I have released a new version with this change in it v1.2.0.

I should be able to change email to username so both can be used. The only reason why it's currently email is because the login was originally for google sso only. I should be able to look into changing this within the next couple of weeks.

I did notice the latest update of ROS included peer names and I am going to look into using this.

As for importing existing peers, I do like the idea however it would require the current private key of the peers and I'm not sure if the MikroTik API would give that. I'll have a look into this.

[hats0id]

As for importing existing peers, I do like the idea however it would require the current private key of the peers and I'm not sure if the MikroTik API would give that. I'll have a look into this.

Yes sure - private key of any peer must be stored in private-key field if it was created manually - not using MikroGuard. Then it could be retrived via API.

[xterm-inator]

Yes sure - private key of any peer must be stored in private-key field if it was created manually - not using MikroGuard.

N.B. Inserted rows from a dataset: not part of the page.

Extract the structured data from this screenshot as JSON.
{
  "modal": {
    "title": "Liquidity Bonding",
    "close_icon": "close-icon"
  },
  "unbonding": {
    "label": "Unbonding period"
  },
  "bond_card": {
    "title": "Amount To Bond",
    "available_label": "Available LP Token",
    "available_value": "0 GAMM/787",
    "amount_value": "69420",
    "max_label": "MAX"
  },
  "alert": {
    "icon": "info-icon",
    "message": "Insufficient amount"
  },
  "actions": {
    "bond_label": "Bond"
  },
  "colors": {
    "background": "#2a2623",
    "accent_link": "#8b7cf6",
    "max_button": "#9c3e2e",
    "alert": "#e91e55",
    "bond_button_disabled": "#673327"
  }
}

Then it could be retrived via API.

I just tested it and as I thought the api returns an empty string for the private keys that are already on the router, so unfortunately it wont be possible to import existing peers.

[xterm-inator]

Hey,

v1.3.0 now has usernames instead of emails. Also with this update new peers will have their username/email added to the router as a peer name or a comment depending on the router version.